Le gouvernement Ennahda, tout comme le gouvernement des Frères musulmans du président Mohamed Morsi en Egypte, collabore étroitement avec les puissances américaine et européenne pour étouffer et écraser les soulèvements révolutionnaires de la classe ouvrière. Il a soutenu l’OTAN dans la guerre en Libye et assisté de ce fait la mainmise impérialiste sur les ressources énergétiques et minérales stratégiques de l’Afrique du Nord, du Moyen-Orient et de l’Asie centrale.

Les responsables de l’UGTT travaillent maintenant de concert avec Ennahda pour contrôler la classe ouvrière. Vendredi, lors de sa conférence de presse, le premier ministre Hammadi Jebali, a dit avoir rencontré la veille le secrétaire général de l’UGTT, Hassine Abbassi. Il a souligné que, « les deux parties ont exprimé clairement leur volonté d’aller vers le dialogue et l’apaisement.
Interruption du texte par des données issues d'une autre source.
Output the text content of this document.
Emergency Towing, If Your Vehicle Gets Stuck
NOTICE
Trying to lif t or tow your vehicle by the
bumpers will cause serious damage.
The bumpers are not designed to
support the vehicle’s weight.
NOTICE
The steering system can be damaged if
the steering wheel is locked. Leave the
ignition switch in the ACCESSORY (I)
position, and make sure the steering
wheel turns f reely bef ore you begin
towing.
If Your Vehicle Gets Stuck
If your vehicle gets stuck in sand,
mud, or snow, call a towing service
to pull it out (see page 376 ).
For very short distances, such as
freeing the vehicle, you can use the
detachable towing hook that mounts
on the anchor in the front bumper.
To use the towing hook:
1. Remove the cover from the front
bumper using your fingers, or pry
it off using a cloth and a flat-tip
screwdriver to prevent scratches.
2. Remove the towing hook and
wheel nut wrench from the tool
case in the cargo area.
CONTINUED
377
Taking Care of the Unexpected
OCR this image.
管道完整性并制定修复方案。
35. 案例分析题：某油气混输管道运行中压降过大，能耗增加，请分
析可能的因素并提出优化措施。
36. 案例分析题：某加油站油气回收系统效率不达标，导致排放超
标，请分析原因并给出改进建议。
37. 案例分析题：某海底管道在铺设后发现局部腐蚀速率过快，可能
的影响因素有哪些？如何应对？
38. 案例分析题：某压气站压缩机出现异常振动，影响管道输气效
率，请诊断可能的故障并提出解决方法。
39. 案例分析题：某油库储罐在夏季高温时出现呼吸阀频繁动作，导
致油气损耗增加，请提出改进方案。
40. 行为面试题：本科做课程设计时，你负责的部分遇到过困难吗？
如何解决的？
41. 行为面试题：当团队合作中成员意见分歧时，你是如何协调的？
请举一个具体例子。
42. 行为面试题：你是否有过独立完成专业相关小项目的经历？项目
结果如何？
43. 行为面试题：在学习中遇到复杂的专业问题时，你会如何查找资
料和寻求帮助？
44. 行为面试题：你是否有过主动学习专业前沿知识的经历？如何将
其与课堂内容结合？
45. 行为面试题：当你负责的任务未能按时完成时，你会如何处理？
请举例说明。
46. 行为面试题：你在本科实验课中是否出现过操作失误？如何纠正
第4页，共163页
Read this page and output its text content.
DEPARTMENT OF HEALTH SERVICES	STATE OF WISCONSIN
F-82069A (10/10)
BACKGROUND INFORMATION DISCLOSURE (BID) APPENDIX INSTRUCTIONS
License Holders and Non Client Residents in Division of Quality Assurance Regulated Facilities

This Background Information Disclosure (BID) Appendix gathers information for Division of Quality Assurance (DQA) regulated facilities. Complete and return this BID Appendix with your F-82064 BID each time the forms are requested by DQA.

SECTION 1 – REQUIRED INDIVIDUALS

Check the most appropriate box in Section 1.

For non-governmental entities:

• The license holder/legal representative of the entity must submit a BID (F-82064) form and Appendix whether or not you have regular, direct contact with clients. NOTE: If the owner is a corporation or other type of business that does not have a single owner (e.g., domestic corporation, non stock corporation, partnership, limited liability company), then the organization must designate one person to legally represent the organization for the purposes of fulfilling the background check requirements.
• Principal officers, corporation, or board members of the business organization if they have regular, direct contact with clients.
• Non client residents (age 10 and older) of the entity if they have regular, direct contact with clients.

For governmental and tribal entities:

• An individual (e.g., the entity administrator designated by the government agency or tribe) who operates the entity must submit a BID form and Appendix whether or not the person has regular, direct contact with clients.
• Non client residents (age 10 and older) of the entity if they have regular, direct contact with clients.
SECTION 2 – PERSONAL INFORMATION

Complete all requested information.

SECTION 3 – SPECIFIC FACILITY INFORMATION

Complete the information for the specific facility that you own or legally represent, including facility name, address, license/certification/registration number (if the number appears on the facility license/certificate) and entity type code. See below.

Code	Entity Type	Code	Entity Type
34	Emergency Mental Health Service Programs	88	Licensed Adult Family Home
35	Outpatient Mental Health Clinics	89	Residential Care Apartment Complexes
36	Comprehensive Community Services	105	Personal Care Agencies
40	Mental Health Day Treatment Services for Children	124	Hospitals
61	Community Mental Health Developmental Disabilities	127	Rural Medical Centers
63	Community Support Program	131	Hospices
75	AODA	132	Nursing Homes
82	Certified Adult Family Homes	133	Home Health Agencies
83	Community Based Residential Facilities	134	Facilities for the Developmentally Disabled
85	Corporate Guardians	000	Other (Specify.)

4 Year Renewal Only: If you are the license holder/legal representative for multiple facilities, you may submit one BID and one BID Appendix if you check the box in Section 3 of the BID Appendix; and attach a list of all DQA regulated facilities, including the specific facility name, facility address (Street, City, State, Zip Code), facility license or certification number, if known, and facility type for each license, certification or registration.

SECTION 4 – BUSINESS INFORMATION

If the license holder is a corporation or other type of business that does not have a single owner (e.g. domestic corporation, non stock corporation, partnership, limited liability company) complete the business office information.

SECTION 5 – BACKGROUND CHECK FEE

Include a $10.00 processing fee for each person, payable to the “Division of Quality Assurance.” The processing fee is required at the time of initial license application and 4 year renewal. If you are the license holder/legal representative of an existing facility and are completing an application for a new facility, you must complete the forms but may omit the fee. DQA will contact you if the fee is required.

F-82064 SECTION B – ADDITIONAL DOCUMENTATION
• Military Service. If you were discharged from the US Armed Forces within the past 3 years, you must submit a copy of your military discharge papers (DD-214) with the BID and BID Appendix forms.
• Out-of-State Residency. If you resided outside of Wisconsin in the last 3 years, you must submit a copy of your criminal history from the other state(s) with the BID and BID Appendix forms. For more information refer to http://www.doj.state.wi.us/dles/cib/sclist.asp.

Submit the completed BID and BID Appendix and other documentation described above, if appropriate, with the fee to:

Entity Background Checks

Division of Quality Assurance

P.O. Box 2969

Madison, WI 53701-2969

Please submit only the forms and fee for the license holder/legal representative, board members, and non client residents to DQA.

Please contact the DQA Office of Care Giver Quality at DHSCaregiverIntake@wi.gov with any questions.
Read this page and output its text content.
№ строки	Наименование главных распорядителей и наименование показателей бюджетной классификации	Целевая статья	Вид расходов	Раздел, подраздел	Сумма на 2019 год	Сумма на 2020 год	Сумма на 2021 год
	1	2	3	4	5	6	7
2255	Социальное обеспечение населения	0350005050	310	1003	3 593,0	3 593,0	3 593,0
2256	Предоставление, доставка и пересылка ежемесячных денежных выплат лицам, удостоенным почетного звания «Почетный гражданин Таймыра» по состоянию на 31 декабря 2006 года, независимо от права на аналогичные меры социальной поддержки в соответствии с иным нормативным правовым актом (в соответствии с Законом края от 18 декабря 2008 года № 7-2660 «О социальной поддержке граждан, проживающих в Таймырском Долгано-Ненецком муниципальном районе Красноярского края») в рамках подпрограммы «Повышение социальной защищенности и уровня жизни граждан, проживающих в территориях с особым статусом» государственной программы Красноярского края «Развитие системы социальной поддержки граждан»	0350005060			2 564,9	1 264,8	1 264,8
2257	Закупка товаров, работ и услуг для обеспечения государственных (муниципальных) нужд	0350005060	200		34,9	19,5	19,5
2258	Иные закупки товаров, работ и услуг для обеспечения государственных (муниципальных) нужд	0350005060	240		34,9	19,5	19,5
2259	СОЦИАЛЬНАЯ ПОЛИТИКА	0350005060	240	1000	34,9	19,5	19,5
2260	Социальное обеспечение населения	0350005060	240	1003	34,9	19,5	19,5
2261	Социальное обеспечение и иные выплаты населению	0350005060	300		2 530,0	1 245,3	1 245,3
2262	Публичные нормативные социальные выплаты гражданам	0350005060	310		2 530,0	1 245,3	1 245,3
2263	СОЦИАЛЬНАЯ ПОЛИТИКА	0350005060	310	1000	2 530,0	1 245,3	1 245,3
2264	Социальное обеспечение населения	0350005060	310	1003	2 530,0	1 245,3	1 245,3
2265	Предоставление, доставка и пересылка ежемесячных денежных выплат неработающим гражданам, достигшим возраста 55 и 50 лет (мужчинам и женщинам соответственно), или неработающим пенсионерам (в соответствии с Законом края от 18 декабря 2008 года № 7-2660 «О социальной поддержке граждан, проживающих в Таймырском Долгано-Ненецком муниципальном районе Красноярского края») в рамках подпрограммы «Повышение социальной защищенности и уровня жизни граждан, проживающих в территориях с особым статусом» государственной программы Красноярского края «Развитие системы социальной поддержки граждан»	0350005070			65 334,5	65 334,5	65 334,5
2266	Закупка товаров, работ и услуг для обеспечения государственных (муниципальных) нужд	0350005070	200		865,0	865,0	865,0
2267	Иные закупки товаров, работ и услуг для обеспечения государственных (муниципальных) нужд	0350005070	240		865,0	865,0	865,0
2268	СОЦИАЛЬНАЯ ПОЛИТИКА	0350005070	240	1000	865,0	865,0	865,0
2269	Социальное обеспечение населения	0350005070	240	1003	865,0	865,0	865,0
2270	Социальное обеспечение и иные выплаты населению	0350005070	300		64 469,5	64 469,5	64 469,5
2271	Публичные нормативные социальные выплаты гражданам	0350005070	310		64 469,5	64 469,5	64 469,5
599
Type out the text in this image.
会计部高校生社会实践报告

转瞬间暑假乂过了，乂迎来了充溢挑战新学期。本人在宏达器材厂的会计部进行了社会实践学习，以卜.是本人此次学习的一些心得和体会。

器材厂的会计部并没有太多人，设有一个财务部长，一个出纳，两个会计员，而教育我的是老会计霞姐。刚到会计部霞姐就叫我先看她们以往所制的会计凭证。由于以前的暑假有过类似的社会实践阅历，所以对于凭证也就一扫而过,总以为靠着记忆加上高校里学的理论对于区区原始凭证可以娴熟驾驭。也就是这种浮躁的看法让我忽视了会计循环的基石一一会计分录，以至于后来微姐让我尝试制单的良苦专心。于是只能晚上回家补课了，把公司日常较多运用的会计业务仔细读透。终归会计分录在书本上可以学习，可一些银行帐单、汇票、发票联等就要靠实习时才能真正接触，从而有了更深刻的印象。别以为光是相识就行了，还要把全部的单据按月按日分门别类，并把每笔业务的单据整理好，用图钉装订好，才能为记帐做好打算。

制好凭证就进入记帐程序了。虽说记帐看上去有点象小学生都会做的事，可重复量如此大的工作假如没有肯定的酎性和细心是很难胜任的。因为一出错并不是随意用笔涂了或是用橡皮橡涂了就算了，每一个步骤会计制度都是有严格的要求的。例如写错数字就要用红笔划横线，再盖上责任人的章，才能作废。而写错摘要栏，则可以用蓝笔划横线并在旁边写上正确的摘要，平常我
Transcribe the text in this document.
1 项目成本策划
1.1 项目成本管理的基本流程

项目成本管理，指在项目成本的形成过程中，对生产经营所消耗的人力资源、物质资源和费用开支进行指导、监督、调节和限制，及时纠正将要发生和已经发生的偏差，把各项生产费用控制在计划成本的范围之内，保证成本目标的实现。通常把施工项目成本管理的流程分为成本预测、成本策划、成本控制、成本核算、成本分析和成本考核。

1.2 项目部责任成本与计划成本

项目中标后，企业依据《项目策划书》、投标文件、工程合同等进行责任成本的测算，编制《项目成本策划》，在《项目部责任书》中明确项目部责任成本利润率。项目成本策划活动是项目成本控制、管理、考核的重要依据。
Les véritables solutions consistent à imaginer, ensemble, des projets de développement qui répondent aux attentes des citoyens du gouvernorat de Siliana. »

A Siliana, l’UGTT a exigé la démission du gouverneur régional, Ahmed Ezzine Mahjoubi, et que le gouvernement « invite les syndicats à dialoguer. »

Dimanche, Mahjoubi a en effet démissionné et l’UGTT a cherché à réduire progressivement les protestations en réclamant une « suspension provisoire » de la grève.

Tandis que sa police brutalisait la population de Siliana, le gouvernement Ennahda organisait une foire commerciale du 28 au 30 novembre, promettant au capital étranger des possibilités d’investissement profitables et mettant en avant la compétitivité des entreprises industrielles tunisiennes.

Une réunion qui s’est tenue le 19 novembre à Bruxelles entre des responsables tunisiens et de l’UE a établi un partenariat économique ayant pour « obligation de respecter les principes de l’économie de marché, et le libre échange » ainsi que « la mondialisation de l’économie. » De tels accords consistent tout simplement à accepter le dictat du capital financier, notamment l’imposition de salaires de misère aux travailleurs tunisiens pour concurrencer même les travailleurs les plus mal payés des pays plus pauvres du Tiers monde.

Cette politique jouit d’un vaste soutien au sein de la bourgeoisie tunisienne. Le 29 novembre le journal économique tunisien, L’Economiste, a commenté, « Nous ne pouvons nourrir une plus grande ambition en matière d’insertion dans l’économie mondiale et maintenir… cette digue protectrice qui atrophie le développement de ces secteurs, lourdement handicapés par un déficit de compétitivité du fait d’une protection excessive. »

Sur cette base, la Banque mondiale a approuvé le 27 novembre un prêt de 500 millions de dollars à la Tunisie pour le financement de réformes économiques.